Mordred, les yeux pétillants d'espoirs contemplait son père. Toutefois, Artoria n'était pas disposée à le reconnaitre comme héritier. Si elle louait sa puissance et son courage, jamais, elle ne pourrait confier son royaume à cet enfant immature et violent. Parmi ces chevaliers actuels, seul Gawain avait les épaules suffisamment solides pour prendre sa suite si nécessaire. Un roi ne sert que son royaume, sans le moindre affect. Elle savait pertinemment que sa réponse piétinerait la fierté de son chevalier. Impassible, elle lui annonça sa décision. Elle ne le reconnaissait ni comme fils, ni comme héritier. Mordred lui reprocha de la juger aux vues des crimes de sa mère. Artoria lui répliqua avec autorité :
«-Ce n'est pas Morgane qui me fait face, juste l'un de mes précieux chevaliers. Le sang, l'affiliation ne suffisent pas à faire un héritier. »
Mordred se décomposa sous le regard de son roi. Déconcerté, ses jambes se dérobèrent sous l'émotion tandis qu'Artoria se tenait debout sans trembler. Le roi magnanime ne lui fit pas l'offense de lui demander de sortir. Accompagnée de Merlin, Artoria laissa son chevalier seul et sanglotant assimiler sa décision. Elle ne vit pas le regard noir enflammé, que son fils illégitime lui lançait alors qu'elle quittait la pièce.
Merlin ne lui fit aucun commentaire jusqu'à qu'ils se retrouvèrent seuls dans les appartements du roi. Malgré ses conquêtes il n'avait jamais eu d'enfant naturel. Il lui murmura :
« -Mordred cherchait votre reconnaissance, celle d'un père et d'un roi. Je ne sais pas trop ce qu'est un père, ou une famille. Votre honnêteté lui a brisé le cœur.
-Lui mentir aurait été pire. Le sang ne suffit pas faire un héritier ou une famille. Pour preuve vous êtes ma famille, celle que je ressens, rétorqua le roi en observant le paysage à travers ses fenêtres.
-Mordred pourrait en faire parti si vous lui donnez une chance.
-Je ne peux le reconnaitre comme héritier, vous savez pertinemment qu'il n'est pas apte à gouverner le royaume. Il risque de me haïr pour mes mots mais je ne pouvais faire autrement. Il comprendra peut-être ma position avec le temps. »
Jamais plus Merlin n'aborda le sujet avec sa protégée, qui bien trop souvent avait été trahie par ceux qui avait sa confiance. Trahi par son ami, abandonné par sa reine, sans véritable héritier, incompris par ces chevaliers, son règne s'annonçait plus solitaire que jamais. Rassemblant son cœur en miettes, seule avec son épée, Artoria continuait à se battre pour le salut de île.
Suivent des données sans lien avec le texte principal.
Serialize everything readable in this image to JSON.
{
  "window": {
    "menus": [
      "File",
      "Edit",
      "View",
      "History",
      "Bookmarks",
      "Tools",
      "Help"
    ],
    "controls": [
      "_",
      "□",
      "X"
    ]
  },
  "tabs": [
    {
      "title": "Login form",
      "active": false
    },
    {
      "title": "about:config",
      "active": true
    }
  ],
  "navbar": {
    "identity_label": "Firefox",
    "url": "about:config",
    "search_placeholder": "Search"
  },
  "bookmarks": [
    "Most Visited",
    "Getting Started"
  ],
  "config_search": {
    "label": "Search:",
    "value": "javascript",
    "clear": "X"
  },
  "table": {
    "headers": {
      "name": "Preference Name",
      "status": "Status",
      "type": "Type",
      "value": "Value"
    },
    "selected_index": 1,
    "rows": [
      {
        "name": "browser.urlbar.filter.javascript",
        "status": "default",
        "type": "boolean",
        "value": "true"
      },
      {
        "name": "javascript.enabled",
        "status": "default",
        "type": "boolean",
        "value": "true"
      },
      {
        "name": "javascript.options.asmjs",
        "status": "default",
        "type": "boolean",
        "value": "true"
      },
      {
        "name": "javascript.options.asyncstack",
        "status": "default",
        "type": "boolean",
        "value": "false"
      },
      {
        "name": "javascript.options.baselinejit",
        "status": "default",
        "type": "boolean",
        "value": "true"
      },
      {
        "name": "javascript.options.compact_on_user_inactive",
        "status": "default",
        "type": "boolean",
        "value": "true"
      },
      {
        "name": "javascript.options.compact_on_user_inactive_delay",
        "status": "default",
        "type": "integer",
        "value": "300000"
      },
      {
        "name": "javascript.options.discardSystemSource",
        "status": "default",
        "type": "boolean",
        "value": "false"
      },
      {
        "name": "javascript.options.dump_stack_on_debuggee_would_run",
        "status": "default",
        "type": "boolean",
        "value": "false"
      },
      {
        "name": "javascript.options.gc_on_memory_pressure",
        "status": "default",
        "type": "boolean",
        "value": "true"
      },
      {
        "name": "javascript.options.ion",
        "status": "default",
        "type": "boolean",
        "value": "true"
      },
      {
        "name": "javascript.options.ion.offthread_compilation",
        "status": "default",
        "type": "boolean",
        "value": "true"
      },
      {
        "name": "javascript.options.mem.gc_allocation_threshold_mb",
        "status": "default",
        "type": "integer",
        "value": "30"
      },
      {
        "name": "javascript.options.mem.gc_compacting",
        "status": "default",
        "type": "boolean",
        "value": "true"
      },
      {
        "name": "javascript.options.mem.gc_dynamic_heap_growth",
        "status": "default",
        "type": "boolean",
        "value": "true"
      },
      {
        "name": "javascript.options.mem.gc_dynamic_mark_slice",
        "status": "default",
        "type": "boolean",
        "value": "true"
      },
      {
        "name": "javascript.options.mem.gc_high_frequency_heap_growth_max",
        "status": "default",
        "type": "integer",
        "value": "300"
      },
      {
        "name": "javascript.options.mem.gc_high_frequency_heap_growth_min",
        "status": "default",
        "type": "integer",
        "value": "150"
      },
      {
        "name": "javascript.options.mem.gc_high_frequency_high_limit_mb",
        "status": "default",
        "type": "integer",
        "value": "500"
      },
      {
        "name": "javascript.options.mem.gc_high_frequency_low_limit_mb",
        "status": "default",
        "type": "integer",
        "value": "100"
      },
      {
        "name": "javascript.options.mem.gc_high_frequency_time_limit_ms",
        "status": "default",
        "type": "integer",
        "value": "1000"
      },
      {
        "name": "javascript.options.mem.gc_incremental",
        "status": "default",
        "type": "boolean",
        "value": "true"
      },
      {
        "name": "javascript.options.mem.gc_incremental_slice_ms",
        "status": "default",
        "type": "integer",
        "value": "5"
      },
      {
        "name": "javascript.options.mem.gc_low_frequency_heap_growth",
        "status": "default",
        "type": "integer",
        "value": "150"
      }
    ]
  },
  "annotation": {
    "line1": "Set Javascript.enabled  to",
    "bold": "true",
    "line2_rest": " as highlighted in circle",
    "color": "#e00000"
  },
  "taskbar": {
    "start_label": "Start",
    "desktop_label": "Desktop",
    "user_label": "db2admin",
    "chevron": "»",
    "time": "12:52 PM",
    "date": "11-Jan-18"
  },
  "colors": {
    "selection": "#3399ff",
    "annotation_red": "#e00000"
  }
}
Bien que Merlin chérissait le monde des hommes, aujourd'hui les hommes le répugnaient, comme jadis avec Viviane l'humanité se relevait ingrate envers son sauveur. L'enchanteur s'inquiétait, combien de temps pourrait-il encore demeurer à ses cotés pour la soutenir ? L'acte final de sa prophétie l'effrayait.